Man is God’s special creature. He is the only one “created in the image and likeness of God” (Gen 1:26). He is created by God from the dust at the end of the process of creation (the “sixth day”) and by the special will of God. He is made to breathe “the breath of life” (Gen 2:7), to know God, to have dominion over all that God has made.
This idea is common to Catholicism and Protestantism as well. However, most Western teaching makes little of the fact that man is to have dominion (or to rule or reign over) the Creation.
This is, however, a key part of the thinking of the Orthodox as well as that of N. T. Wright in his recently published Simply Jesus: A New Vision of Who He Was, What He Did, and Why He Matters. (We’ll return to this topic.)
As the image of God, ruler over creation and co-creator with the Uncreated Maker, man has the task to “reflect” God in creation; to make His presence, His will and His powers spread throughout the universe; to transform all that exists into the paradise of God.
Really? Is man a “co-creator” with God himself? Not a co-creator of the Creation, of course, but rather does man participate with God in continuing to create?
And if so, is it truly man’s purpose to transform the universe back into Eden?
It is the Orthodox doctrine that one can understand and appreciate what it means to be human only in the light of the full revelation of Jesus Christ. Being the Divine Word and Son of God in human flesh, Jesus reveals the real meaning of manhood. As the Perfect Man and the Last Adam, the “man from heaven,” Jesus gives us the proper interpretation of the story of creation given in the book of Genesis. For as the Apostle Paul has written, Adam finds his significance as “the type (or figure) of the one who was to come,” namely Jesus Christ (Rom 5:14).
Now, this is unfamiliar thinking but surely right. Jesus is the ultimate Example of who man was always meant to be. He is, after all, the very Image of God — which is what man was created to be. It fits.
According to Orthodox theology, to bear the image of God is to be like Christ, the uncreated Image of God, and to share in all of the spiritual attributes of divinity. It is, in the words of the holy fathers, to become by divine grace all that God Himself is by nature.
Amen. Again, it’s unfamiliar teaching in most Western churches, but it’s a doctrine we’re finding more and more of via narrative hermeneutics. The Orthodox go quite far with it —
If God is a free, spiritual, personal Being, so human beings, male and female, are to be the same. If God is so powerful and creative, having dominion over all creation, so human creatures, made in His image and according to His likeness, are also to exercise dominion in the world. If God exercises dominion and authority not by tyranny and oppression, but by loving kindness and service, so are His creatures to do likewise. If God Himself is love, mercy, compassion and care in all things, so must His creatures, made to be like Him, also be the same.

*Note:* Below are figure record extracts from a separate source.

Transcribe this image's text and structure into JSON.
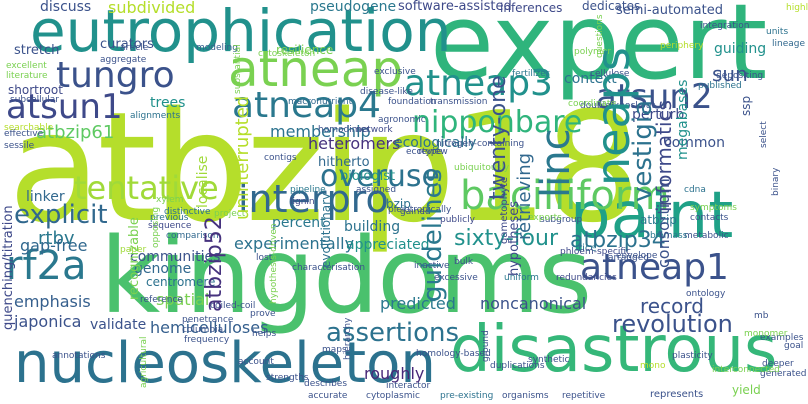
{
  "title": "",
  "words": [
    {
      "text": "atbzip18",
      "color": "#b5de2b"
    },
    {
      "text": "kingdoms",
      "color": "#4ac16d"
    },
    {
      "text": "expert",
      "color": "#2fb47c"
    },
    {
      "text": "eutrophication",
      "color": "#21918c"
    },
    {
      "text": "paint",
      "color": "#1fa187"
    },
    {
      "text": "disastrous",
      "color": "#35b779"
    },
    {
      "text": "nucleoskeleton",
      "color": "#2c728e"
    },
    {
      "text": "atneap",
      "color": "#7ad151"
    },
    {
      "text": "atneap3",
      "color": "#21918c"
    },
    {
      "text": "atneap4",
      "color": "#2a788e"
    },
    {
      "text": "atneap1",
      "color": "#3b528b"
    },
    {
      "text": "tungro",
      "color": "#3b528b"
    },
    {
      "text": "atsun1",
      "color": "#3e4989"
    },
    {
      "text": "atsun2",
      "color": "#3b528b"
    },
    {
      "text": "bacilliform",
      "color": "#5ec962"
    },
    {
      "text": "interpro",
      "color": "#31688e"
    },
    {
      "text": "tentative",
      "color": "#a0da39"
    },
    {
      "text": "overuse",
      "color": "#2c728e"
    },
    {
      "text": "rf2a",
      "color": "#2a788e"
    },
    {
      "text": "neaps",
      "color": "#21918c"
    },
    {
      "text": "linc",
      "color": "#2a788e"
    },
    {
      "text": "nipponbare",
      "color": "#2fb47c"
    },
    {
      "text": "vestigial",
      "color": "#2c728e"
    },
    {
      "text": "revolution",
      "color": "#3b528b"
    },
    {
      "text": "explicit",
      "color": "#31688e"
    },
    {
      "text": "assertions",
      "color": "#2c728e"
    },
    {
      "text": "sixty-four",
      "color": "#21918c"
    },
    {
      "text": "atbzip34",
      "color": "#2c728e"
    },
    {
      "text": "atbzip61",
      "color": "#5ec962"
    },
    {
      "text": "atbzip52",
      "color": "#46327e"
    },
    {
      "text": "atbzip",
      "color": "#2a788e"
    },
    {
      "text": "guidelines",
      "color": "#2a788e"
    },
    {
      "text": "twenty-one",
      "color": "#3b528b"
    },
    {
      "text": "uninterrupted",
      "color": "#b5de2b"
    },
    {
      "text": "membership",
      "color": "#2c728e"
    },
    {
      "text": "heteromers",
      "color": "#46327e"
    },
    {
      "text": "ecologically",
      "color": "#2c728e"
    },
    {
      "text": "retrieving",
      "color": "#31688e"
    },
    {
      "text": "informatics",
      "color": "#3e4989"
    },
    {
      "text": "megabases",
      "color": "#21918c"
    },
    {
      "text": "consortium",
      "color": "#3b528b"
    },
    {
      "text": "hemicelluloses",
      "color": "#355f8d"
    },
    {
      "text": "predicted",
      "color": "#2a788e"
    },
    {
      "text": "noncanonical",
      "color": "#3b528b"
    },
    {
      "text": "roughly",
      "color": "#482878"
    },
    {
      "text": "experimentally",
      "color": "#2c728e"
    },
    {
      "text": "appreciated",
      "color": "#21918c"
    },
    {
      "text": "record",
      "color": "#3b528b"
    },
    {
      "text": "percent",
      "color": "#2a788e"
    },
    {
      "text": "building",
      "color": "#2c728e"
    },
    {
      "text": "rtbv",
      "color": "#2a788e"
    },
    {
      "text": "gap-free",
      "color": "#31688e"
    },
    {
      "text": "linker",
      "color": "#31688e"
    },
    {
      "text": "japonica",
      "color": "#3b528b"
    },
    {
      "text": "emphasis",
      "color": "#355f8d"
    },
    {
      "text": "validate",
      "color": "#3b528b"
    },
    {
      "text": "genome",
      "color": "#31688e"
    },
    {
      "text": "centromere",
      "color": "#2c728e"
    },
    {
      "text": "communities",
      "color": "#3b528b"
    },
    {
      "text": "spatial",
      "color": "#7ad151"
    },
    {
      "text": "sun",
      "color": "#3b528b"
    },
    {
      "text": "context",
      "color": "#2c728e"
    },
    {
      "text": "perturb",
      "color": "#3e4989"
    },
    {
      "text": "common",
      "color": "#3b528b"
    },
    {
      "text": "guiding",
      "color": "#21918c"
    },
    {
      "text": "subdivided",
      "color": "#b5de2b"
    },
    {
      "text": "pseudogene",
      "color": "#2a788e"
    },
    {
      "text": "software-assisted",
      "color": "#3e4989"
    },
    {
      "text": "semi-automated",
      "color": "#3b528b"
    },
    {
      "text": "inferences",
      "color": "#3e4989"
    },
    {
      "text": "dedicates",
      "color": "#3b528b"
    },
    {
      "text": "discuss",
      "color": "#3b528b"
    },
    {
      "text": "curators",
      "color": "#3b528b"
    },
    {
      "text": "stretch",
      "color": "#3b528b"
    },
    {
      "text": "shortroot",
      "color": "#3e4989"
    },
    {
      "text": "trees",
      "color": "#21918c"
    },
    {
      "text": "resilience",
      "color": "#7ad151"
    },
    {
      "text": "localise",
      "color": "#a0da39"
    },
    {
      "text": "hitherto",
      "color": "#31688e"
    },
    {
      "text": "biologist",
      "color": "#21918c"
    },
    {
      "text": "evolutionary",
      "color": "#2c728e"
    },
    {
      "text": "bzip",
      "color": "#2c728e"
    },
    {
      "text": "hypotheses",
      "color": "#3e4989"
    },
    {
      "text": "quenching/titration",
      "color": "#3e4989"
    },
    {
      "text": "recognizable",
      "color": "#7ad151"
    },
    {
      "text": "modeling",
      "color": "#355f8d"
    },
    {
      "text": "macronutrient",
      "color": "#31688e"
    },
    {
      "text": "exclusive",
      "color": "#3b528b"
    },
    {
      "text": "foundation",
      "color": "#3b528b"
    },
    {
      "text": "transmission",
      "color": "#3b528b"
    },
    {
      "text": "fertilizer",
      "color": "#2a788e"
    },
    {
      "text": "cellulose",
      "color": "#3b528b"
    },
    {
      "text": "integration",
      "color": "#3b528b"
    },
    {
      "text": "published",
      "color": "#2c728e"
    },
    {
      "text": "depositing",
      "color": "#3b528b"
    },
    {
      "text": "lineage",
      "color": "#31688e"
    },
    {
      "text": "units",
      "color": "#2c728e"
    },
    {
      "text": "ssp",
      "color": "#3b528b"
    },
    {
      "text": "alignments",
      "color": "#2c728e"
    },
    {
      "text": "network",
      "color": "#3e4989"
    },
    {
      "text": "contigs",
      "color": "#3b528b"
    },
    {
      "text": "pipeline",
      "color": "#2a788e"
    },
    {
      "text": "lignin",
      "color": "#3e4989"
    },
    {
      "text": "sequence",
      "color": "#3e4989"
    },
    {
      "text": "previous",
      "color": "#2c728e"
    },
    {
      "text": "distinctive",
      "color": "#2c728e"
    },
    {
      "text": "comparison",
      "color": "#31688e"
    },
    {
      "text": "assigned",
      "color": "#3b528b"
    },
    {
      "text": "gained",
      "color": "#3b528b"
    },
    {
      "text": "review",
      "color": "#3b528b"
    },
    {
      "text": "publicly",
      "color": "#3e4989"
    },
    {
      "text": "gametophyte",
      "color": "#3e4989"
    },
    {
      "text": "subgroup",
      "color": "#3b528b"
    },
    {
      "text": "envelope",
      "color": "#3b528b"
    },
    {
      "text": "rice",
      "color": "#2c728e"
    },
    {
      "text": "arranged",
      "color": "#3b528b"
    },
    {
      "text": "metabolic",
      "color": "#3b528b"
    },
    {
      "text": "biomass",
      "color": "#2a788e"
    },
    {
      "text": "phloem-specific",
      "color": "#3e4989"
    },
    {
      "text": "characterisation",
      "color": "#3b528b"
    },
    {
      "text": "lost",
      "color": "#3b528b"
    },
    {
      "text": "inactive",
      "color": "#3b528b"
    },
    {
      "text": "bulk",
      "color": "#3b528b"
    },
    {
      "text": "excessive",
      "color": "#3b528b"
    },
    {
      "text": "uniform",
      "color": "#2a788e"
    },
    {
      "text": "redundancies",
      "color": "#3e4989"
    },
    {
      "text": "ontology",
      "color": "#3b528b"
    },
    {
      "text": "reference",
      "color": "#3b528b"
    },
    {
      "text": "coiled-coil",
      "color": "#3b528b"
    },
    {
      "text": "penetrance",
      "color": "#3b528b"
    },
    {
      "text": "columbia",
      "color": "#3b528b"
    },
    {
      "text": "frequency",
      "color": "#3b528b"
    },
    {
      "text": "prove",
      "color": "#3b528b"
    },
    {
      "text": "helps",
      "color": "#3b528b"
    },
    {
      "text": "account",
      "color": "#3b528b"
    },
    {
      "text": "annotations",
      "color": "#3b528b"
    },
    {
      "text": "maps",
      "color": "#3b528b"
    },
    {
      "text": "describes",
      "color": "#3b528b"
    },
    {
      "text": "accurate",
      "color": "#3b528b"
    },
    {
      "text": "interactor",
      "color": "#3b528b"
    },
    {
      "text": "cytoplasmic",
      "color": "#3b528b"
    },
    {
      "text": "pre-existing",
      "color": "#2c728e"
    },
    {
      "text": "organisms",
      "color": "#3b528b"
    },
    {
      "text": "repetitive",
      "color": "#3b528b"
    },
    {
      "text": "represents",
      "color": "#3b528b"
    },
    {
      "text": "yield",
      "color": "#7ad151"
    },
    {
      "text": "generated",
      "color": "#3b528b"
    },
    {
      "text": "deeper",
      "color": "#3b528b"
    },
    {
      "text": "goal",
      "color": "#3b528b"
    },
    {
      "text": "examples",
      "color": "#3b528b"
    },
    {
      "text": "plasticity",
      "color": "#3b528b"
    },
    {
      "text": "synthetic",
      "color": "#3b528b"
    },
    {
      "text": "duplications",
      "color": "#3b528b"
    },
    {
      "text": "ground",
      "color": "#3b528b"
    },
    {
      "text": "homology-based",
      "color": "#3b528b"
    },
    {
      "text": "hierarchy",
      "color": "#3b528b"
    },
    {
      "text": "strengths",
      "color": "#3b528b"
    },
    {
      "text": "contacts",
      "color": "#3b528b"
    },
    {
      "text": "symptoms",
      "color": "#7ad151"
    },
    {
      "text": "cdna",
      "color": "#2c728e"
    },
    {
      "text": "binary",
      "color": "#3b528b"
    },
    {
      "text": "select",
      "color": "#3b528b"
    },
    {
      "text": "highly",
      "color": "#b5de2b"
    },
    {
      "text": "sessile",
      "color": "#3b528b"
    },
    {
      "text": "effective",
      "color": "#3b528b"
    },
    {
      "text": "subcellular",
      "color": "#3b528b"
    },
    {
      "text": "excellent",
      "color": "#7ad151"
    },
    {
      "text": "literature",
      "color": "#7ad151"
    },
    {
      "text": "article",
      "color": "#3b528b"
    },
    {
      "text": "aggregate",
      "color": "#3b528b"
    },
    {
      "text": "disease-like",
      "color": "#3b528b"
    },
    {
      "text": "agronomic",
      "color": "#3b528b"
    },
    {
      "text": "homodimer",
      "color": "#3b528b"
    },
    {
      "text": "ecotype",
      "color": "#3b528b"
    },
    {
      "text": "nitrogen-containing",
      "color": "#3b528b"
    },
    {
      "text": "pleiotropically",
      "color": "#3b528b"
    },
    {
      "text": "substantial",
      "color": "#7ad151"
    },
    {
      "text": "xylem",
      "color": "#7ad151"
    },
    {
      "text": "paper",
      "color": "#a0da39"
    },
    {
      "text": "opposing",
      "color": "#7ad151"
    },
    {
      "text": "searchable",
      "color": "#b5de2b"
    },
    {
      "text": "project",
      "color": "#7ad151"
    },
    {
      "text": "agricultural",
      "color": "#7ad151"
    },
    {
      "text": "cytoskeleton",
      "color": "#7ad151"
    },
    {
      "text": "polymer",
      "color": "#7ad151"
    },
    {
      "text": "periphery",
      "color": "#b5de2b"
    },
    {
      "text": "questions",
      "color": "#7ad151"
    },
    {
      "text": "double-knockout",
      "color": "#3b528b"
    },
    {
      "text": "coordinate",
      "color": "#7ad151"
    },
    {
      "text": "ubiquitously",
      "color": "#7ad151"
    },
    {
      "text": "exports",
      "color": "#7ad151"
    },
    {
      "text": "monomer",
      "color": "#7ad151"
    },
    {
      "text": "interconnected",
      "color": "#7ad151"
    },
    {
      "text": "hypothesis-driven",
      "color": "#7ad151"
    },
    {
      "text": "mono",
      "color": "#b5de2b"
    },
    {
      "text": "mb",
      "color": "#3b528b"
    }
  ]
}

And finally, if God lives forever in eternal life, never dying, but always existing in perfectly joyful and harmonious beauty and happiness with all of creation, so too are human beings made for everlasting life in joyful and harmonious communion with God and the whole of creation.
Human nature, therefore, is created by God to grow and develop through participation in the nature of God for all eternity. Man is made to become ever more Godlike forever, even in the Kingdom of God at the end of this age, when Christ will come again in glory to raise the dead and give life to those who love Him.
Hmm … To participate “in the nature of God” is not to be all-powerful so much as to take on the personality and character of God himself — it seems.